Dat fabrieken zulke levensgevaarlijke plekken zijn heeft dezelfde reden als de griezelig lagen lonen van de mensen die in deze fabrieken moeten werken: winstbejag. Er worden kleren vervaardigd voor grote multinationale bedrijven als Walmart, GAP, H&M. Die sluiten contracten met textielfabrikanten in Bangladesh, en gaan voor bedrijven die tegen de laagst denkbare kosten de gewenste kleding kunnen laten maken. Het drukken van lonen en het besparen op veiligheidsmaatregelen is dan ook ingebouwd in de werking van de bedrijfstak. Wie hoger loon betaalt en geld steekt in fatsoenlijke bouw en veiligheid, prijst zich immers uit de markt. Dat alleen al maakt bedrijven als Walmart medeplichtig aan dodelijke ongelukken zoals dat van 24 april. Het feit dat die verantwoordelijkheid via tussenschakels loopt, via bedrijven ter plekke die als onderaannemers werken, verandert daaraan niets.
Van protocollen voor meer veiligheid is weliswaar – gezien bovengenoemde belangenverstrengeling – weinig te verwachten. Maar de weigering van H&M en Gap om zo’n protocol te tekenen is evengoed wel verachtelijk. Serieuze verbeteringen zullen nooit vrijwillig uit de bedrijfstak zelf komen, en van de overheid van Bangladesh is gezien de dubbelfuncties tussen parlementsleden/ fabrikanten evenmin aannemelijk. Bovendien, zelfs al zou de regering zich loskoppelen van afzonderlijke textielondernemers, de noodzaak om investeerders te trekken op basis van lage kosten maakt het tolereren van erbarmelijk onveilige toestanden net zo logisch als het tolereren van extreem lage lonen.

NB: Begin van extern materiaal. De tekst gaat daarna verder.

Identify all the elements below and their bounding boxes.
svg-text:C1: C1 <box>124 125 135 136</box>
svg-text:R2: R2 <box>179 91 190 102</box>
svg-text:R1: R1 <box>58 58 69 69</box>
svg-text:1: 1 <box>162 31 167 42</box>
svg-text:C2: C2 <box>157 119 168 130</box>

Intussen klinken er stemmen op die zeggen dat vooral ook Westerse consumenten medeplichtig zijn. Wij hier willen immers goedkope kleding, dus die ellende in Bangladesh gebeurt voor ons gemak hier. “Bangladesh: 200 doden die 20 cent per uur verdienden voor onze goedkope T-shirts” , zo hintte de Volkskrant toen het dodental nog niet op 346 stond. Ik denk dat dit gevaarlijke onzin is, waarmee relatief arme mensen in Nederland tegenover nog veel en veel armere mensen in Bangladesh worden geplaatst door mensen hier een schuldgevoel aan te praten. Het is onzin, omdat die lage lonen en gevaarlijke fabrieken er niet zijn vor onze goedkope shirts, maar voor de winsten van fabriekseigenaren en multinationale bedrijven. Ondernemers maken winsten, soms io enorme winsten. Hogere lonen en veiliger gebouwen zouden iets van die winst af kunnen halen, zonder dat de prijzen perse moeten stijgen. Het is echter de druk om niet alleen winst te maken, maar zo veel mogelijk winst, die bedrijven beweegt om hogere kosten door te berekenen in hogere prijzen. Maar dat is niet de fout van consumenten. Ik vermoed trouwens dat 50 eurocent prijsverhoging van de allergoedkoopste shirts wereldwijd ruimschoots voldoende extra opbrengst zou genereren om Bangladesh vol veilige fabrieken te zetten en de lonen nog te verhogen ook. Dan zijn er nog steeds spotgoedkope shirts te krijgen. Het idee dat het probleem in Bangladesh slechts op te lossen is door mensen hier op kosten te jagen, is moralistische kolder.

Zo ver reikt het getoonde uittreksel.